As a ten year year old lad climbing over the back fence to collect the ball my sister booted into next doors garden , I will always remember the look on her face as on the return leg of the climb she kicked the fence as I balanced ontop, the result was landing on the wooden spikes ribcage first ,impailed on the fence ,that smarts I can tell you , 5 broken ribs , punctured lung , coughing blood, still I must have recorded the first incident of Planking in 1985
Just remembered a good-un:
When I was about 13 I spent a few weeks in the South of France at a campsite dossing about while my mother did some Archaeological Illustration. There were a couple of younger kids there who I befriended. One of them was a lad of about 8, and one day he had an unfortunate accident.
One afternoon he climbed one of the medium-sized fig trees that were dotted about the park. Having reached the top, he decided to get down quick and slid down the pole-like trunk.
They'd been trimming the trees.
They'd been trimming the lower branches.
They'd cut them, close to the stem, from below and slightly leaning outwards from the main stem.
Leaving a many stumps around the trunk
This shape:
...../
..../
.../
../
./
The corner of one of them went straight through his thin shorts and opened his nut-sack like pulling the foil back on a tub or margarine.
He was shy, he was in pain, he was confused and he didn't speak the language.
They had to pack him in a taxi and drive him to hospital for emergency repairs.
He didn't look his usual cheerful self that evening.
[I assume it hurt a lot]
Toothache ,surely the worst pain ever .
Bloke at my dad's place once stepped on a plank and had a rusty nail go through into the bottom of his foot. He put his other foot alongside it so he could pull his bad foot off the nail, and stood on another nail with his other foot. I suspect that may have smarted.

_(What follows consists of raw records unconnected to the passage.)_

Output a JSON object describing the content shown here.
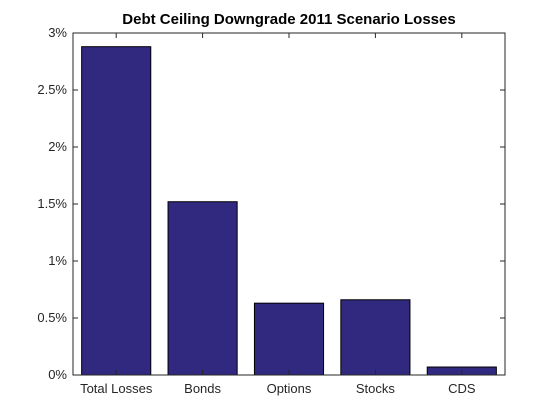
{
  "chart_data": {
    "type": "bar",
    "title": "Debt Ceiling Downgrade 2011 Scenario Losses",
    "xlabel": "",
    "ylabel": "",
    "categories": [
      "Total Losses",
      "Bonds",
      "Options",
      "Stocks",
      "CDS"
    ],
    "values": [
      2.88,
      1.52,
      0.63,
      0.66,
      0.07
    ],
    "unit": "%",
    "ylim": [
      0,
      3
    ],
    "yticks": [
      "0%",
      "0.5%",
      "1%",
      "1.5%",
      "2%",
      "2.5%",
      "3%"
    ],
    "grid": false,
    "legend": "none",
    "colors": {
      "bar_fill": "#31287F",
      "bar_edge": "#000000",
      "axis": "#262626"
    }
  }
}
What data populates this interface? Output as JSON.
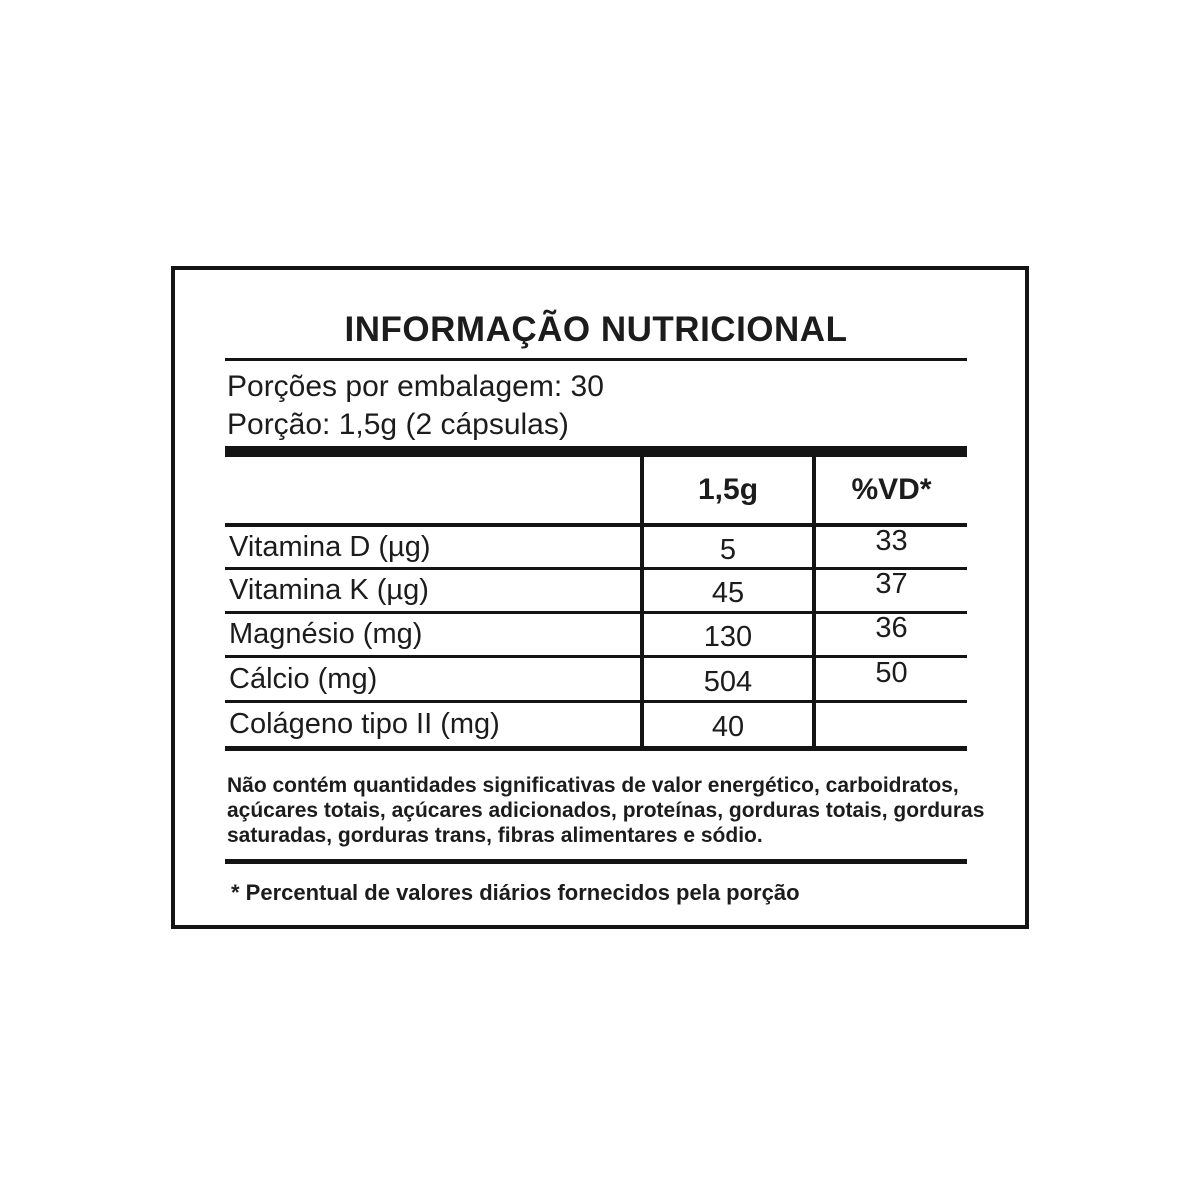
{
  "label": {
    "title": "INFORMAÇÃO NUTRICIONAL",
    "servings_per_package_line": "Porções por embalagem: 30",
    "serving_size_line": "Porção: 1,5g (2 cápsulas)",
    "table": {
      "col_amount": "1,5g",
      "col_dv": "%VD*",
      "rows": [
        {
          "nutrient": "Vitamina D (µg)",
          "amount": "5",
          "dv": "33"
        },
        {
          "nutrient": "Vitamina K (µg)",
          "amount": "45",
          "dv": "37"
        },
        {
          "nutrient": "Magnésio (mg)",
          "amount": "130",
          "dv": "36"
        },
        {
          "nutrient": "Cálcio (mg)",
          "amount": "504",
          "dv": "50"
        },
        {
          "nutrient": "Colágeno tipo II (mg)",
          "amount": "40",
          "dv": ""
        }
      ]
    },
    "disclaimer_lines": [
      "Não contém quantidades significativas de valor energético, carboidratos,",
      "açúcares totais, açúcares adicionados, proteínas, gorduras totais, gorduras",
      "saturadas, gorduras trans, fibras alimentares e sódio."
    ],
    "footnote": "* Percentual de valores diários fornecidos pela porção",
    "colors": {
      "background": "#ffffff",
      "ink": "#141414"
    }
  }
}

I've managed two nails through the same foot. Theres probably worse pains but the nail-through-foot has the added thrill of being entirely unforeseen - you're not braced, you're not frightened, there no warning. Lots of painful situations have an 'oh no - this is going to hurt' moment. The nail through the foot has total suddenness and an inability to register exactly what has just happened or why this plank is trying to follow you around.
Anyway we're describing pain buy volume, perhaps we should do it by flavour - in the manner of the [url= http://scienceblogs.com/retrospectacle/2007/05/16/schmidt-pain-index-which-sting/ ]Scmitt Pain Index[/url]

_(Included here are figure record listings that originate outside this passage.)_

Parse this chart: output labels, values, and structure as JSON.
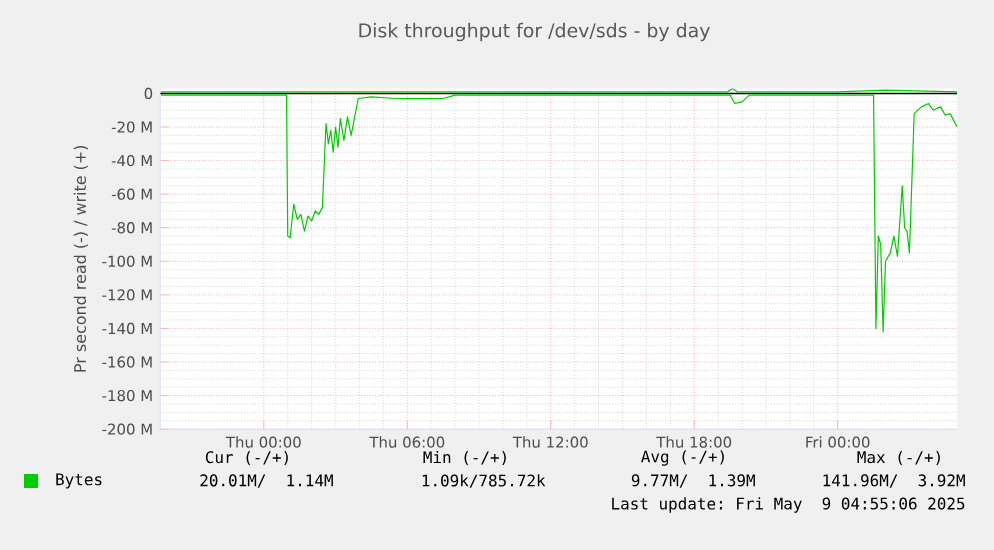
{
  "chart_data": {
    "type": "line",
    "title": "Disk throughput for /dev/sds - by day",
    "ylabel": "Pr second read (-) / write (+)",
    "xlim": [
      "2025-05-07T19:40",
      "2025-05-09T05:00"
    ],
    "xticks": [
      {
        "value": "2025-05-08T00:00",
        "label": "Thu 00:00"
      },
      {
        "value": "2025-05-08T06:00",
        "label": "Thu 06:00"
      },
      {
        "value": "2025-05-08T12:00",
        "label": "Thu 12:00"
      },
      {
        "value": "2025-05-08T18:00",
        "label": "Thu 18:00"
      },
      {
        "value": "2025-05-09T00:00",
        "label": "Fri 00:00"
      }
    ],
    "ylim": [
      -200,
      3
    ],
    "yticks": [
      {
        "value": 0,
        "label": "0"
      },
      {
        "value": -20,
        "label": "-20 M"
      },
      {
        "value": -40,
        "label": "-40 M"
      },
      {
        "value": -60,
        "label": "-60 M"
      },
      {
        "value": -80,
        "label": "-80 M"
      },
      {
        "value": -100,
        "label": "-100 M"
      },
      {
        "value": -120,
        "label": "-120 M"
      },
      {
        "value": -140,
        "label": "-140 M"
      },
      {
        "value": -160,
        "label": "-160 M"
      },
      {
        "value": -180,
        "label": "-180 M"
      },
      {
        "value": -200,
        "label": "-200 M"
      }
    ],
    "grid": true,
    "legend": "bottom left",
    "ref_lines": [
      {
        "axis": "y",
        "value": 0,
        "color": "#000000"
      }
    ],
    "series": [
      {
        "name": "Bytes",
        "color": "#00cc00",
        "x": [
          "2025-05-07T19:42",
          "2025-05-07T21:00",
          "2025-05-07T22:00",
          "2025-05-07T23:00",
          "2025-05-08T00:00",
          "2025-05-08T00:48",
          "2025-05-08T00:57",
          "2025-05-08T01:00",
          "2025-05-08T01:06",
          "2025-05-08T01:15",
          "2025-05-08T01:24",
          "2025-05-08T01:33",
          "2025-05-08T01:42",
          "2025-05-08T01:51",
          "2025-05-08T02:00",
          "2025-05-08T02:09",
          "2025-05-08T02:18",
          "2025-05-08T02:27",
          "2025-05-08T02:36",
          "2025-05-08T02:42",
          "2025-05-08T02:48",
          "2025-05-08T02:54",
          "2025-05-08T03:00",
          "2025-05-08T03:06",
          "2025-05-08T03:12",
          "2025-05-08T03:21",
          "2025-05-08T03:30",
          "2025-05-08T03:39",
          "2025-05-08T03:48",
          "2025-05-08T03:57",
          "2025-05-08T04:30",
          "2025-05-08T05:30",
          "2025-05-08T06:30",
          "2025-05-08T07:30",
          "2025-05-08T08:00",
          "2025-05-08T12:00",
          "2025-05-08T14:00",
          "2025-05-08T17:00",
          "2025-05-08T19:30",
          "2025-05-08T19:42",
          "2025-05-08T20:00",
          "2025-05-08T20:18",
          "2025-05-09T00:00",
          "2025-05-09T01:30",
          "2025-05-09T01:36",
          "2025-05-09T01:42",
          "2025-05-09T01:48",
          "2025-05-09T01:54",
          "2025-05-09T02:00",
          "2025-05-09T02:12",
          "2025-05-09T02:21",
          "2025-05-09T02:30",
          "2025-05-09T02:42",
          "2025-05-09T02:48",
          "2025-05-09T02:54",
          "2025-05-09T03:00",
          "2025-05-09T03:12",
          "2025-05-09T03:30",
          "2025-05-09T03:48",
          "2025-05-09T04:00",
          "2025-05-09T04:18",
          "2025-05-09T04:30",
          "2025-05-09T04:42",
          "2025-05-09T05:00"
        ],
        "values": [
          -1,
          -1,
          -1,
          -1,
          -1,
          -1,
          -1,
          -85,
          -86,
          -66,
          -75,
          -72,
          -82,
          -73,
          -76,
          -70,
          -72,
          -68,
          -18,
          -30,
          -22,
          -35,
          -20,
          -32,
          -15,
          -28,
          -14,
          -25,
          -14,
          -3,
          -2,
          -3,
          -3,
          -3,
          -1,
          -1,
          -1,
          -1,
          -1,
          -6,
          -5,
          -1,
          -1,
          -1,
          -140,
          -85,
          -90,
          -142,
          -100,
          -95,
          -85,
          -97,
          -55,
          -80,
          -82,
          -95,
          -12,
          -8,
          -6,
          -10,
          -8,
          -13,
          -12,
          -20
        ]
      },
      {
        "color": "#00cc00",
        "x": [
          "2025-05-07T19:42",
          "2025-05-08T00:00",
          "2025-05-08T05:00",
          "2025-05-08T10:00",
          "2025-05-08T19:24",
          "2025-05-08T19:36",
          "2025-05-08T19:48",
          "2025-05-09T00:00",
          "2025-05-09T02:00",
          "2025-05-09T05:00"
        ],
        "values": [
          1,
          1,
          1,
          1,
          1,
          3,
          1,
          1,
          2,
          1
        ]
      }
    ],
    "annotations": [
      "Cur (-/+)",
      "Min (-/+)",
      "Avg (-/+)",
      "Max (-/+)",
      "20.01M/  1.14M",
      "1.09k/785.72k",
      "9.77M/  1.39M",
      "141.96M/  3.92M",
      "Last update: Fri May  9 04:55:06 2025"
    ]
  }
}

for example "Yellowjacket: Hot and smoky, almost irreverent. Imagine WC Fields extinguishing a cigar on your tongue."
Pain? My left knee at the moment. Can't walk more than a few metres at a time, can't ride and, having just built up a new road bike, feeling thoroughly depressed. Doctor talking about a knee replacement - I don't even want to think about it!
For me it was inflammatory arthritis at 30yrs. Night and day flare-ups - like being struck in the joints with a ball hammer. It got so bad I actually lost it once about 4am, crawled on belly into the bathroom, shut the door so as not to wake the house - rolled over and started striking at my ankles/feet with a chrome shower rail (first thing to hand) as this new 'surface pain' distracted from the deeper immovable pain. Days of pain I can appreciate is bad. Months is worse. Years is ridiculous and it certainly awakened my sympathy-synapses to others in similar situations, living with mostly invisible injury, living amongst a largely (innocently) unsympathetic juryy ('Arthritis? Haha how old are you? pull the other one...!'). I got to recognise fellow-sufferer's faces - a haunted, worn expression.
On long term reflection - I think witnessing someone that you love in pain to be far worse still.